Benrubi Gallery is pleased to present Athenree, the gallery’s first solo exhibition by Brooklyn-based artist, Jude Broughan. Athenree is a tiny beach town in the coastal Bay of Plenty, in the artist’s native New Zealand. It was named after the Northern Irish ‘townland’ that is home to the monolithic Athenree Portal Tomb. Revealing an interest in the process of traveling and the concomitant instability of ‘place,’ Broughan’s new works state their claim on the here and now while simultaneously questioning exactly where and when this might be.

In assemblages, loose-hanging works, mixed-media panels, and photo collages, Broughan draws on the languages of painting and printmaking alongside those of photography and collage to play with space and form, line and color. Using colored vinyl, leather, denim, and polyester grounds, she alludes to her own physicality while pondering the nature of artistic production itself.  

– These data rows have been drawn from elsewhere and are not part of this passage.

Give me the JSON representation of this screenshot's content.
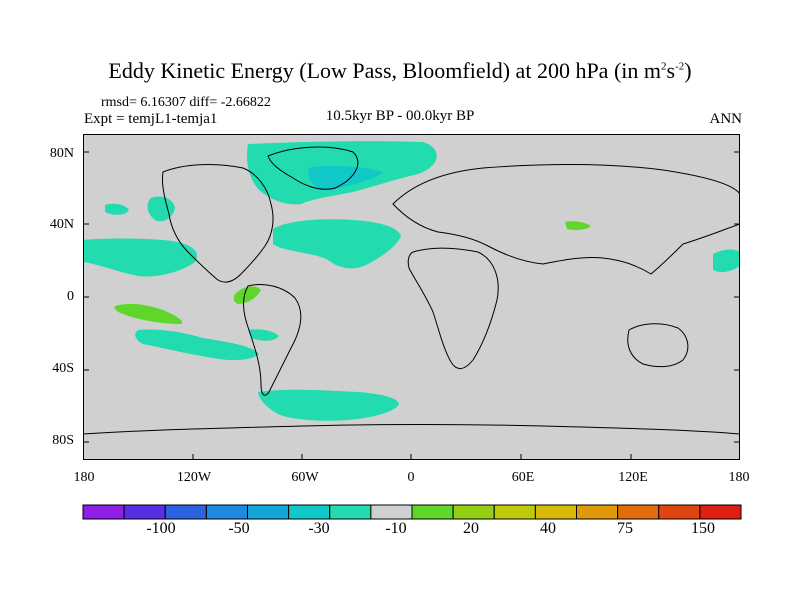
{
  "title_main": "Eddy Kinetic Energy (Low Pass, Bloomfield) at 200 hPa (in m",
  "title_sup1": "2",
  "title_mid": "s",
  "title_sup2": "-2",
  "title_end": ")",
  "stats": "rmsd= 6.16307 diff= -2.66822",
  "expt": "Expt = temjL1-temja1",
  "period": "10.5kyr BP - 00.0kyr BP",
  "season": "ANN",
  "lat_labels": [
    "80N",
    "40N",
    "0",
    "40S",
    "80S"
  ],
  "lon_labels": [
    "180",
    "120W",
    "60W",
    "0",
    "60E",
    "120E",
    "180"
  ],
  "colorbar": {
    "colors": [
      "#8e1ee8",
      "#5a2ee4",
      "#2d63e1",
      "#1f8ae0",
      "#12a9d8",
      "#10c8c8",
      "#22dcb0",
      "#d0d0d0",
      "#5fd62a",
      "#93cf12",
      "#bcca0a",
      "#d8bb08",
      "#e09a08",
      "#e06c0a",
      "#e04410",
      "#dd2010"
    ],
    "labels": [
      "-100",
      "-50",
      "-30",
      "-10",
      "20",
      "40",
      "75",
      "150"
    ]
  },
  "colors": {
    "land_ocean_zero": "#d0d0d0",
    "negative_small": "#22dcb0",
    "negative_medium": "#10c8c8",
    "positive_small": "#5fd62a"
  }
}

Broughan manipulates her photographs visually and physically, subtly shifting the emphasis of personal and quotidian imagery in some works, referencing the language of commercial imagery in others. Her use of stitching—a strategy informed by Warhol’s “Sewn Photographs”—inserts shots distinguished by their immediacy into carefully composed arrangements, the thread dividing our attention between the physicality of the art object and the patterning of its surface. By also cutting holes or apertures in her works’ supports, Broughan refers to the mechanics (and limitations) of photography, digital manipulation, and vision itself, and alludes to our seemingly innate tendency to edit. As New Zealand artist and critic Peter Dornauf writes, this “exposes the constructed nature of the subject while also providing a simulation of depth, which seems like the contradiction it actually is. Such incongruity and paradox is the essence of this artist’s practice.”

Jude Broughan is a New Zealand-born artist living in Brooklyn, New York. Recent solo and group exhibitions include “Best of 2012,” Soloway, Brooklyn, and “Written By Snakes,” Churner and Churner, New York (both 2012); “New. New York,” Essl Museum, Vienna (2012–13); “Plot,” Dimensions Variable, Miami, and “Certain Lights” Churner and Churner, New York (both 2014); “A Weekend in the Country” Magnan Metz Gallery, New York, and “Honey,” Calder & Lawson Gallery, Hamilton, New Zealand (both 2015); and “Ornamentation of the Joint,” Old Pfizer Building, Brooklyn (2016). Broughan is a 2015 Pollock-Krasner Foundation grantee and a graduate of the School of Visual Arts and Hunter College.